UCLA alumna and Pulitzer Prize winner Kay Ryan ’67, M.A. ’68 has received the National Humanities Medal from President Obama. She was among two dozen writers, performers, artists and scholars honored with the National Medal of the Arts and National Humanities Medal at the White House on July 10. As the award was presented, she was praised for demonstrating the “power of language to evoke wisdom from the ordinary.”
For Ryan, this national recognition is the latest in a collection of highly distinguished honors. In 2011, the English major who holds bachelor’s and master’s degrees from UCLA, won the 2011 Pulitzer Prize for poetry for her book showcasing 45 years of work, The Best of It: New and Selected Poems. The Pulitzer announcement described her poems as “witty, rebellious and yet tender, a treasure trove of an iconoclastic and joyful mind.”
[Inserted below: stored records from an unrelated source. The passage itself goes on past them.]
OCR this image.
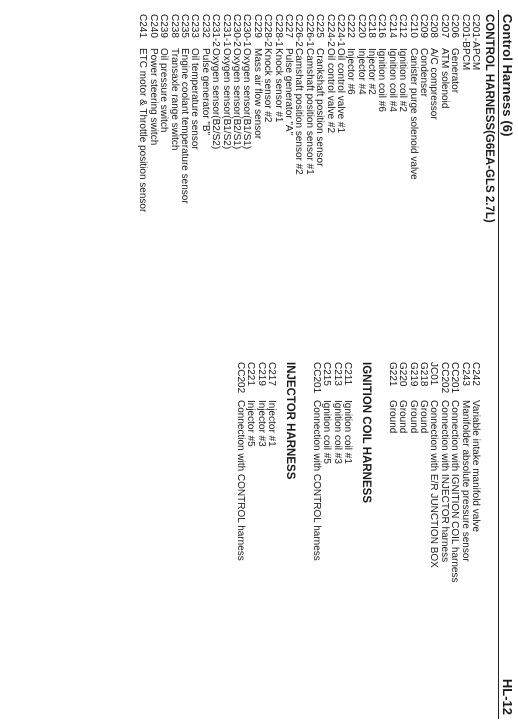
Control Harness (6)
HL-12
CONTROL HARNESS(G6EA-GLS 2.7L)
C201-A
PCM
C201-B
PCM
C206
Generator
C207
ATM solenoid
C208
A/C compressor
C209
Condenser
C210
Canister purge solenoid valve
C212
Ignition coil #2
C214
Ignition coil #4
C216
Ignition coil #6
C218
Injector #2
C220
Injector #4
C222
Injector #6
C224-1
Oil control valve #1
C224-2
Oil control valve #2
C225
Crankshaft position sensor
C226-1
Camshaft position sensor #1
C226-2
Camshaft position sensor #2
C227
Pulse generator "A"
C228-1
Knock sensor #1
C228-2
Knock sensor #2
C229
Mass air flow sensor
C230-1
Oxygen sensor(B1/S1)
C230-2
Oxygen sensor(B2/S1)
C231-1
Oxygen sensor(B1/S2)
C231-2
Oxygen sensor(B2/S2)
C232
Pulse generator "B"
C233
Oil temperature sensor
C235
Engine coolant temperature sensor
C238
Transaxle range switch
C239
Oil pressure switch
C240
Power steering switch
C241
ETC motor & Throttle position sensor
C242
Variable intake manifold valve
C243
Manifolder absolute pressure sensor
CC201
Connection with IGNITION COIL harness
CC202
Connection with INJECTOR harness
JC01
Connection with E/R JUNCTION BOX
G218
Ground
G219
Ground
G220
Ground
G221
Ground
IGNITION COIL HARNESS
C211
Ignition coil #1
C213
Ignition coil #3
C215
Ignition coil #5
CC201
Connection with CONTROL harness
INJECTOR HARNESS
C217
Injector #1
C219
Injector #3
C221
Injector #5
CC202
Connection with CONTROL harness
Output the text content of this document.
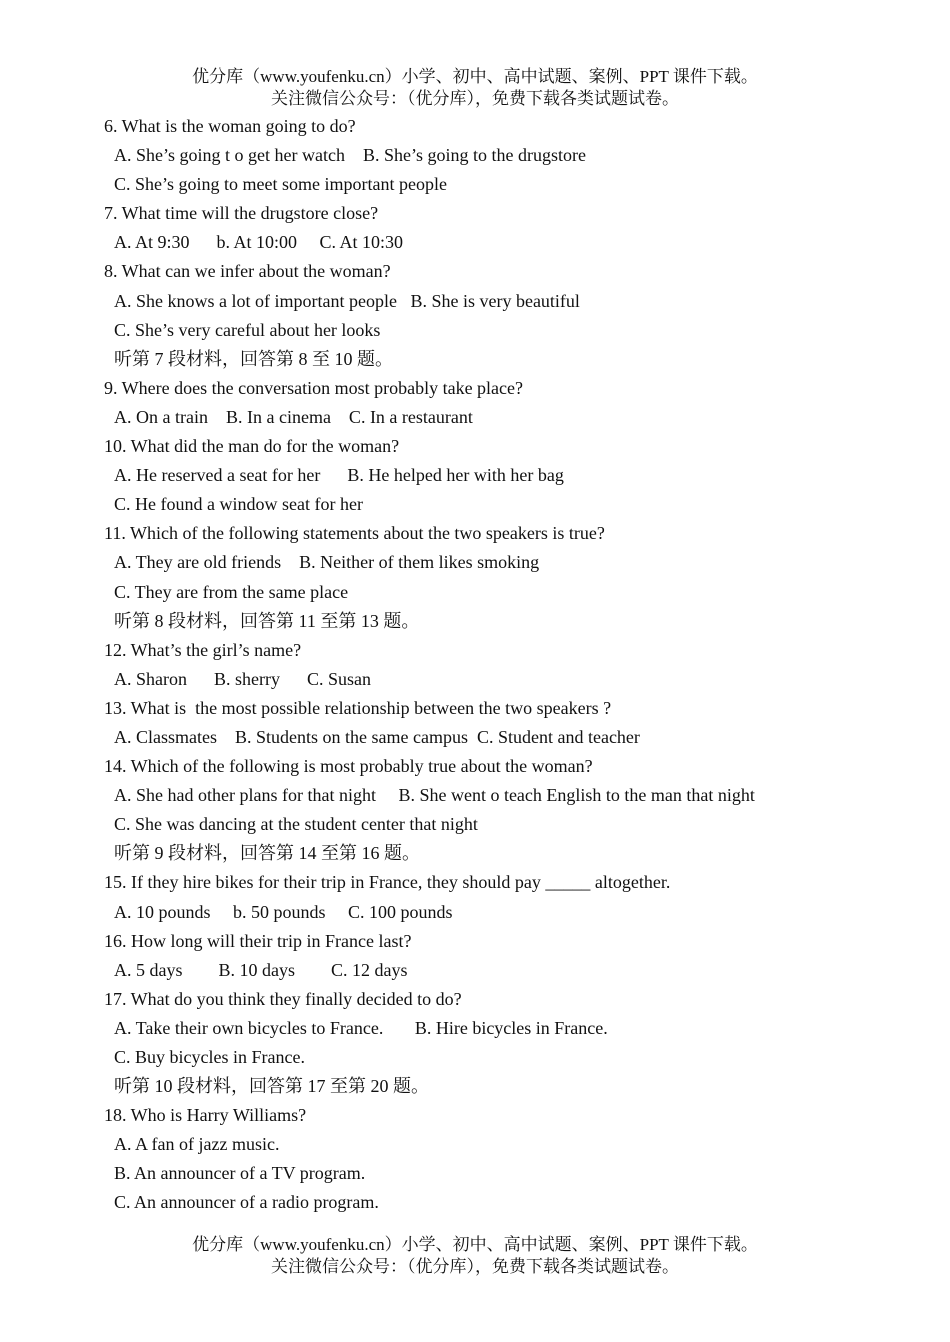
优分库（www.youfenku.cn）小学、初中、高中试题、案例、PPT 课件下载。
关注微信公众号：（优分库），免费下载各类试题试卷。
6. What is the woman going to do?
A. She’s going t o get her watch    B. She’s going to the drugstore
C. She’s going to meet some important people
7. What time will the drugstore close?
A. At 9:30      b. At 10:00     C. At 10:30
8. What can we infer about the woman?
A. She knows a lot of important people   B. She is very beautiful
C. She’s very careful about her looks
听第 7 段材料，回答第 8 至 10 题。
9. Where does the conversation most probably take place?
A. On a train    B. In a cinema    C. In a restaurant
10. What did the man do for the woman?
A. He reserved a seat for her      B. He helped her with her bag
C. He found a window seat for her
11. Which of the following statements about the two speakers is true?
A. They are old friends    B. Neither of them likes smoking
C. They are from the same place
听第 8 段材料，回答第 11 至第 13 题。
12. What’s the girl’s name?
A. Sharon      B. sherry      C. Susan
13. What is  the most possible relationship between the two speakers ?
A. Classmates    B. Students on the same campus  C. Student and teacher
14. Which of the following is most probably true about the woman?
A. She had other plans for that night     B. She went o teach English to the man that night
C. She was dancing at the student center that night
听第 9 段材料，回答第 14 至第 16 题。
15. If they hire bikes for their trip in France, they should pay _____ altogether.
A. 10 pounds     b. 50 pounds     C. 100 pounds
16. How long will their trip in France last?
A. 5 days        B. 10 days        C. 12 days
17. What do you think they finally decided to do?
A. Take their own bicycles to France.       B. Hire bicycles in France.
C. Buy bicycles in France.
听第 10 段材料，回答第 17 至第 20 题。
18. Who is Harry Williams?
A. A fan of jazz music.
B. An announcer of a TV program.
C. An announcer of a radio program.
优分库（www.youfenku.cn）小学、初中、高中试题、案例、PPT 课件下载。
关注微信公众号：（优分库），免费下载各类试题试卷。
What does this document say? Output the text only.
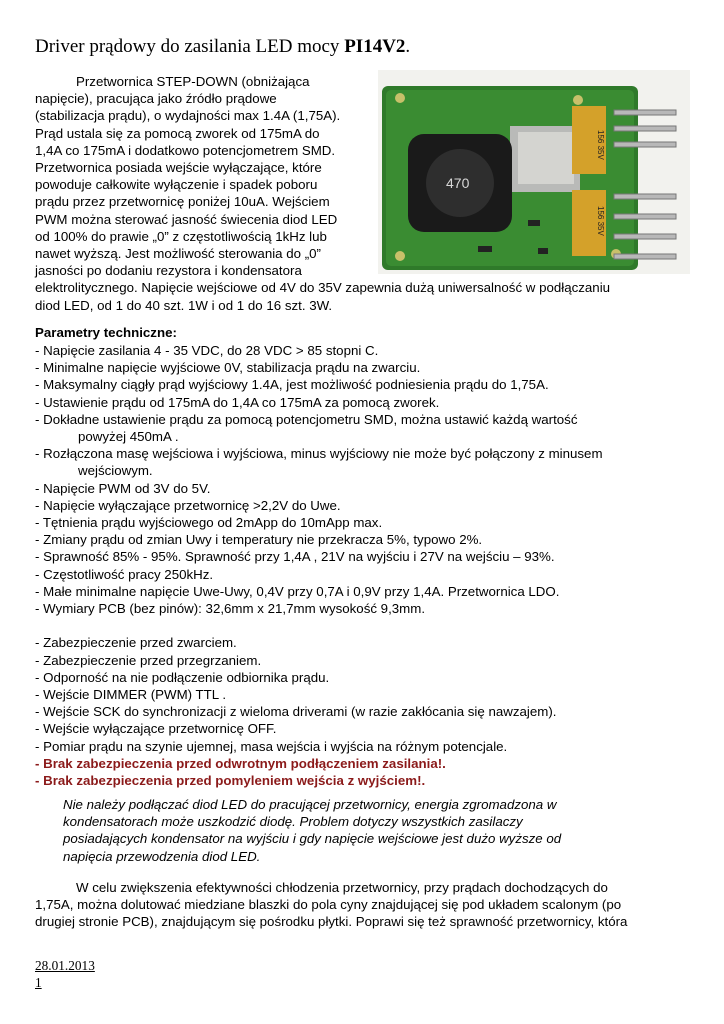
Driver prądowy do zasilania LED mocy PI14V2.
470
156 35V
156 35V
Przetwornica STEP-DOWN (obniżająca
napięcie), pracująca jako źródło prądowe
(stabilizacja prądu), o wydajności max 1.4A (1,75A).
Prąd ustala się za pomocą zworek od 175mA do
1,4A co 175mA i dodatkowo potencjometrem SMD.
Przetwornica posiada wejście wyłączające, które
powoduje całkowite wyłączenie i spadek poboru
prądu przez przetwornicę poniżej 10uA. Wejściem
PWM można sterować jasność świecenia diod LED
od 100% do prawie „0” z częstotliwością 1kHz lub
nawet wyższą. Jest możliwość sterowania do „0”
jasności po dodaniu rezystora i kondensatora
elektrolitycznego. Napięcie wejściowe od 4V do 35V zapewnia dużą uniwersalność w podłączaniu
diod LED, od 1 do 40 szt. 1W i od 1 do 16 szt. 3W.
Parametry techniczne:
- Napięcie zasilania 4 - 35 VDC, do 28 VDC > 85 stopni C.
- Minimalne napięcie wyjściowe 0V, stabilizacja prądu na zwarciu.
- Maksymalny ciągły prąd wyjściowy 1.4A, jest możliwość podniesienia prądu do 1,75A.
- Ustawienie prądu od 175mA do 1,4A co 175mA za pomocą zworek.
- Dokładne ustawienie prądu za pomocą potencjometru SMD, można ustawić każdą wartość
powyżej 450mA .
- Rozłączona masę wejściowa i wyjściowa, minus wyjściowy nie może być połączony z minusem
wejściowym.
- Napięcie PWM od 3V do 5V.
- Napięcie wyłączające przetwornicę >2,2V do Uwe.
- Tętnienia prądu wyjściowego od 2mApp do 10mApp max.
- Zmiany prądu od zmian Uwy i temperatury nie przekracza 5%, typowo 2%.
- Sprawność 85% - 95%. Sprawność przy 1,4A , 21V na wyjściu i 27V na wejściu – 93%.
- Częstotliwość pracy 250kHz.
- Małe minimalne napięcie Uwe-Uwy, 0,4V przy 0,7A i 0,9V przy 1,4A. Przetwornica LDO.
- Wymiary PCB (bez pinów): 32,6mm x 21,7mm wysokość 9,3mm.
- Zabezpieczenie przed zwarciem.
- Zabezpieczenie przed przegrzaniem.
- Odporność na nie podłączenie odbiornika prądu.
- Wejście DIMMER (PWM) TTL .
- Wejście SCK do synchronizacji z wieloma driverami (w razie zakłócania się nawzajem).
- Wejście wyłączające przetwornicę OFF.
- Pomiar prądu na szynie ujemnej, masa wejścia i wyjścia na różnym potencjale.
- Brak zabezpieczenia przed odwrotnym podłączeniem zasilania!.
- Brak zabezpieczenia przed pomyleniem wejścia z wyjściem!.
Nie należy podłączać diod LED do pracującej przetwornicy, energia zgromadzona w
kondensatorach może uszkodzić diodę. Problem dotyczy wszystkich zasilaczy
posiadających kondensator na wyjściu i gdy napięcie wejściowe jest dużo wyższe od
napięcia przewodzenia diod LED.
W celu zwiększenia efektywności chłodzenia przetwornicy, przy prądach dochodzących do
1,75A, można dolutować miedziane blaszki do pola cyny znajdującej się pod układem scalonym (po
drugiej stronie PCB), znajdującym się pośrodku płytki. Poprawi się też sprawność przetwornicy, która
28.01.2013
1
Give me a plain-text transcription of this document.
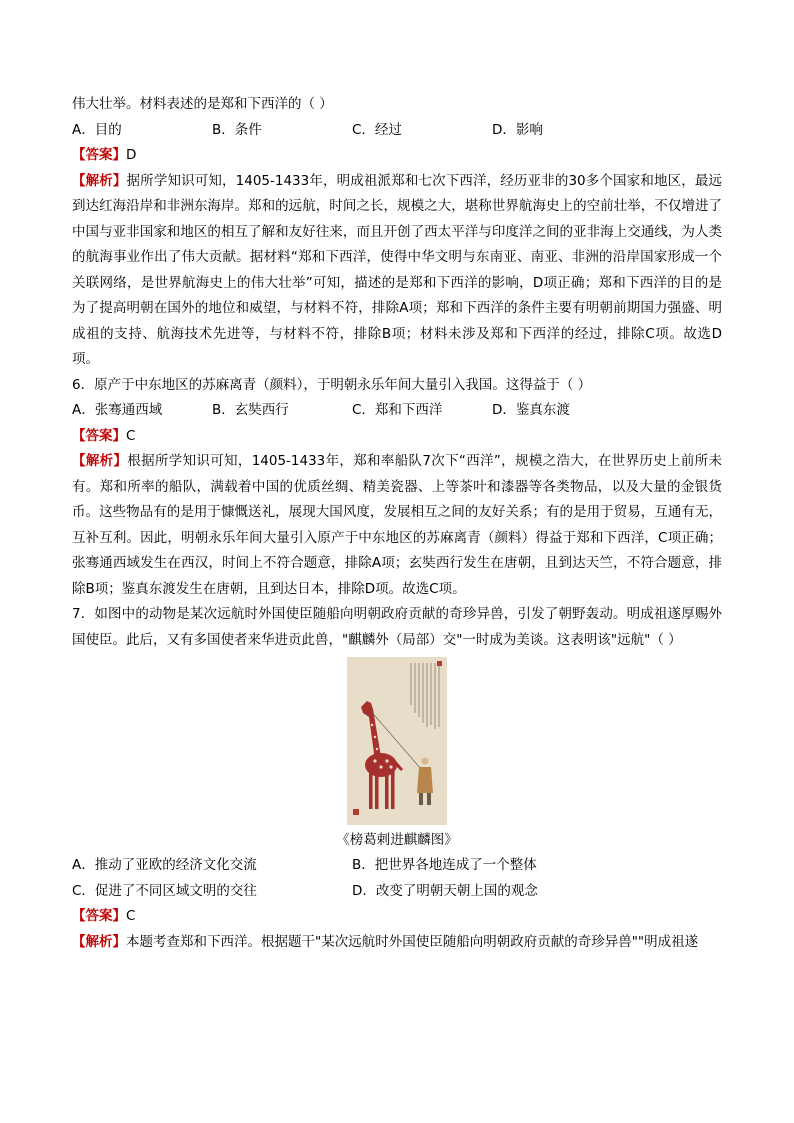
伟大壮举。材料表述的是郑和下西洋的（ ）
A．目的	B．条件	C．经过	D．影响
【答案】D
【解析】据所学知识可知，1405-1433年，明成祖派郑和七次下西洋，经历亚非的30多个国家和地区，最远到达红海沿岸和非洲东海岸。郑和的远航，时间之长，规模之大，堪称世界航海史上的空前壮举，不仅增进了中国与亚非国家和地区的相互了解和友好往来，而且开创了西太平洋与印度洋之间的亚非海上交通线，为人类的航海事业作出了伟大贡献。据材料“郑和下西洋，使得中华文明与东南亚、南亚、非洲的沿岸国家形成一个关联网络，是世界航海史上的伟大壮举”可知，描述的是郑和下西洋的影响，D项正确；郑和下西洋的目的是为了提高明朝在国外的地位和威望，与材料不符，排除A项；郑和下西洋的条件主要有明朝前期国力强盛、明成祖的支持、航海技术先进等，与材料不符，排除B项；材料未涉及郑和下西洋的经过，排除C项。故选D项。
6．原产于中东地区的苏麻离青（颜料），于明朝永乐年间大量引入我国。这得益于（ ）
A．张骞通西域	B．玄奘西行	C．郑和下西洋	D．鉴真东渡
【答案】C
【解析】根据所学知识可知，1405-1433年，郑和率船队7次下“西洋”，规模之浩大，在世界历史上前所未有。郑和所率的船队，满载着中国的优质丝绸、精美瓷器、上等茶叶和漆器等各类物品，以及大量的金银货币。这些物品有的是用于慷慨送礼，展现大国风度，发展相互之间的友好关系；有的是用于贸易，互通有无，互补互利。因此，明朝永乐年间大量引入原产于中东地区的苏麻离青（颜料）得益于郑和下西洋，C项正确；张骞通西域发生在西汉，时间上不符合题意，排除A项；玄奘西行发生在唐朝，且到达天竺，不符合题意，排除B项；鉴真东渡发生在唐朝，且到达日本，排除D项。故选C项。
7．如图中的动物是某次远航时外国使臣随船向明朝政府贡献的奇珍异兽，引发了朝野轰动。明成祖遂厚赐外国使臣。此后，又有多国使者来华进贡此兽，"麒麟外（局部）交"一时成为美谈。这表明该"远航"（ ）
《榜葛剌进麒麟图》
A．推动了亚欧的经济文化交流	B．把世界各地连成了一个整体
C．促进了不同区域文明的交往	D．改变了明朝天朝上国的观念
【答案】C
【解析】本题考查郑和下西洋。根据题干"某次远航时外国使臣随船向明朝政府贡献的奇珍异兽""明成祖遂
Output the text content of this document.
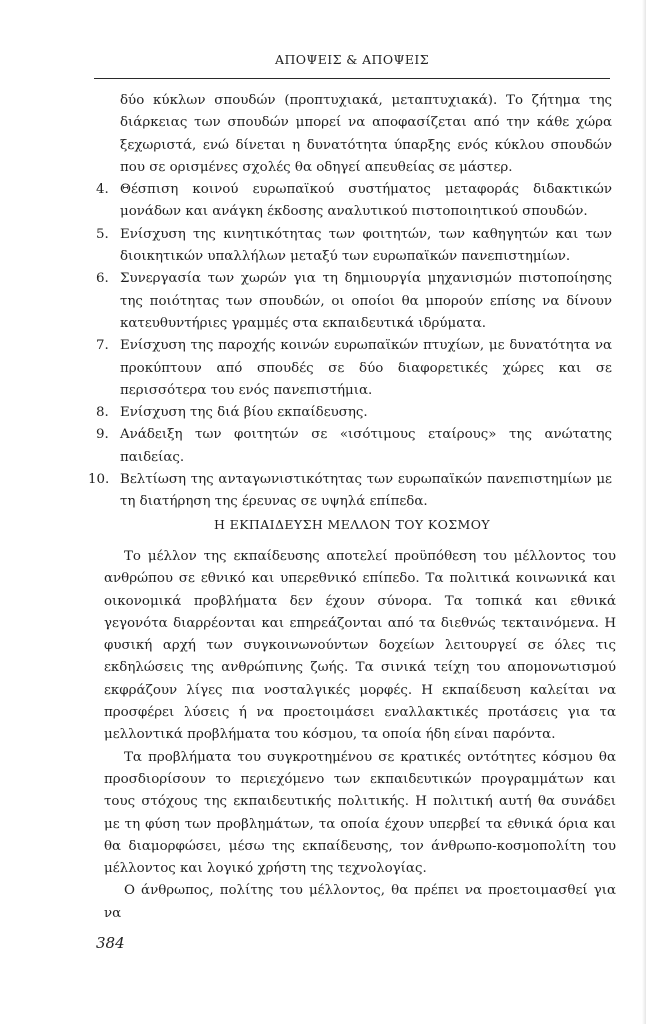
ΑΠΟΨΕΙΣ & ΑΠΟΨΕΙΣ
δύο κύκλων σπουδών (προπτυχιακά, μεταπτυχιακά). Το ζήτημα της διάρκειας των σπουδών μπορεί να αποφασίζεται από την κάθε χώρα ξεχωριστά, ενώ δίνεται η δυνατότητα ύπαρξης ενός κύκλου σπουδών που σε ορισμένες σχολές θα οδηγεί απευθείας σε μάστερ.
4. Θέσπιση κοινού ευρωπαϊκού συστήματος μεταφοράς διδακτικών μονάδων και ανάγκη έκδοσης αναλυτικού πιστοποιητικού σπουδών.
5. Ενίσχυση της κινητικότητας των φοιτητών, των καθηγητών και των διοικητικών υπαλλήλων μεταξύ των ευρωπαϊκών πανεπιστημίων.
6. Συνεργασία των χωρών για τη δημιουργία μηχανισμών πιστοποίησης της ποιότητας των σπουδών, οι οποίοι θα μπορούν επίσης να δίνουν κατευθυντήριες γραμμές στα εκπαιδευτικά ιδρύματα.
7. Ενίσχυση της παροχής κοινών ευρωπαϊκών πτυχίων, με δυνατότητα να προκύπτουν από σπουδές σε δύο διαφορετικές χώρες και σε περισσότερα του ενός πανεπιστήμια.
8. Ενίσχυση της διά βίου εκπαίδευσης.
9. Ανάδειξη των φοιτητών σε «ισότιμους εταίρους» της ανώτατης παιδείας.
10. Βελτίωση της ανταγωνιστικότητας των ευρωπαϊκών πανεπιστημίων με τη διατήρηση της έρευνας σε υψηλά επίπεδα.
Η ΕΚΠΑΙΔΕΥΣΗ ΜΕΛΛΟΝ ΤΟΥ ΚΟΣΜΟΥ

Το μέλλον της εκπαίδευσης αποτελεί προϋπόθεση του μέλλοντος του ανθρώπου σε εθνικό και υπερεθνικό επίπεδο. Τα πολιτικά κοινωνικά και οικονομικά προβλήματα δεν έχουν σύνορα. Τα τοπικά και εθνικά γεγονότα διαρρέονται και επηρεάζονται από τα διεθνώς τεκταινόμενα. Η φυσική αρχή των συγκοινωνούντων δοχείων λειτουργεί σε όλες τις εκδηλώσεις της ανθρώπινης ζωής. Τα σινικά τείχη του απομονωτισμού εκφράζουν λίγες πια νοσταλγικές μορφές. Η εκπαίδευση καλείται να προσφέρει λύσεις ή να προετοιμάσει εναλλακτικές προτάσεις για τα μελλοντικά προβλήματα του κόσμου, τα οποία ήδη είναι παρόντα.

Τα προβλήματα του συγκροτημένου σε κρατικές οντότητες κόσμου θα προσδιορίσουν το περιεχόμενο των εκπαιδευτικών προγραμμάτων και τους στόχους της εκπαιδευτικής πολιτικής. Η πολιτική αυτή θα συνάδει με τη φύση των προβλημάτων, τα οποία έχουν υπερβεί τα εθνικά όρια και θα διαμορφώσει, μέσω της εκπαίδευσης, τον άνθρωπο-κοσμοπολίτη του μέλλοντος και λογικό χρήστη της τεχνολογίας.

Ο άνθρωπος, πολίτης του μέλλοντος, θα πρέπει να προετοιμασθεί για να

384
Ryan herself has said, “Much of the best poetry is funny.” In her writing, she uses irony and humor to unravel the idiosyncrasies of the human experience through “recombinant rhyme” — full and partially rhyming words that appear unexpectedly throughout her poems, rather than regularly at the ends of lines. In an essay for the Poetry Foundation, she acknowledged that she sometimes plays for laughs at readings, saying she “needs to know the audience is out there, and the quickest way to feel it is through their laughter.”
In 2008, Ryan was named 16th Poet Laureate of the United States by the U.S. Library of Congress. In that role she encouraged people across the country to appreciate poetry, and she championed the vital role community colleges play in U.S. education, having herself attended Antelope Valley College before transferring to UCLA.
Ryan grew up in small towns in the San Joaquin Valley and the Mojave Desert, where her father dug oil wells. But her vision extended far beyond her rural home and deep into the heart of what it means to be alive. She has stayed close to her modest upbringing, teaching remedial English at a community college in Northern California for four decades. She has written six books of poetry and, despite seeking a quiet life, has won numerous highly prized literary awards, notably the $100,000 Ruth Lilly Poetry Prize from the Poetry Foundation in 2004. Her work has also regularly appeared in the annual anthology The Best American Poetry.